Tenny’s Perappan and Peramma took up their positions soon after.
‘Thank God Tenny managed to land a job in England. If he hadn’t…
‘It was I who advised him to study nursing. Everyone said I was mad. No one likes the idea of male nurses, but these days they are the ones who manage to get jobs in England and America.’

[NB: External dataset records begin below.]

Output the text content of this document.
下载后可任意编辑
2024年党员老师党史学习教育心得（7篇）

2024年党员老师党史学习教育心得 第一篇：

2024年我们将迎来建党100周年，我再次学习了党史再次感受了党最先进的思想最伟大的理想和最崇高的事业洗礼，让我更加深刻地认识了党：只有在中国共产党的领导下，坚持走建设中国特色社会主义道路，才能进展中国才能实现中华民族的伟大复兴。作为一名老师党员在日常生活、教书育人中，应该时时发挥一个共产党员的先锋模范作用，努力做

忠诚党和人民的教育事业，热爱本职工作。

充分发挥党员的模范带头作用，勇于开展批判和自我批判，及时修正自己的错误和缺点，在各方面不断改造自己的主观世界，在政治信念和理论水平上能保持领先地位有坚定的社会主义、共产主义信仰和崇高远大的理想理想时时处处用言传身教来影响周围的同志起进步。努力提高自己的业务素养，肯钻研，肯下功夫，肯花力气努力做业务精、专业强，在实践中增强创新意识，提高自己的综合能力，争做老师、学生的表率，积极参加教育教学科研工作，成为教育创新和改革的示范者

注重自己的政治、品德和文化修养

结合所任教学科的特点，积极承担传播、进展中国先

‘Tenny is not in England. He is in Scotland. In a nursing home faraway from civilisation. Our nurses get jobs in places where white people don’t like to work.’
‘I’m sure it’s good enough for Tenny,’ another uncle, this one Tenny’s father’s sister’s husband, sniggered.
‘Your turn will come up soon,’ someone informed the sniggering uncle who looked around for his wife. ‘Where’s Leilamma?’ he asked someone standing nearby.
‘Is Leilamma around?’
‘She’s here.’ Leilamma could be espied on the other side of the room, tucked in between three other relatives.
‘It’s ten twenty already. We will have to start for the church by ten forty.’ Tenny’s mother announced.
‘We need to take a few shots of the groom leaving the house and getting into the car. Ten minutes for that,’ the photographer said.
‘We can be a few minutes late. It doesn’t matter if we don’t get to the church by eleven.’
‘Oh no!’ the video cameraman objected. ‘We must get to the church before the bride does. I need to shoot the bride getting out of her car.’
‘Won’t that be recorded by the bride’s video?’
‘Don’t you want your own video show the bride getting out of her car at the church?’
‘At this rate, we will not be able to get everyone to bless Tenny.’
‘Can’t you take photos of Tenny getting out of the house while the rest of us bless him?’ an aunt asked only to be drowned out by hoots of laughter. Her two sons, Tenny’s cousins, cringed in embarrassment.
‘Never mind. As many blessings as possible till ten thirty. Then we leave.’
No one objected. Tenny continued to receive blessings at a pace dictated by the photographer and video cameraman.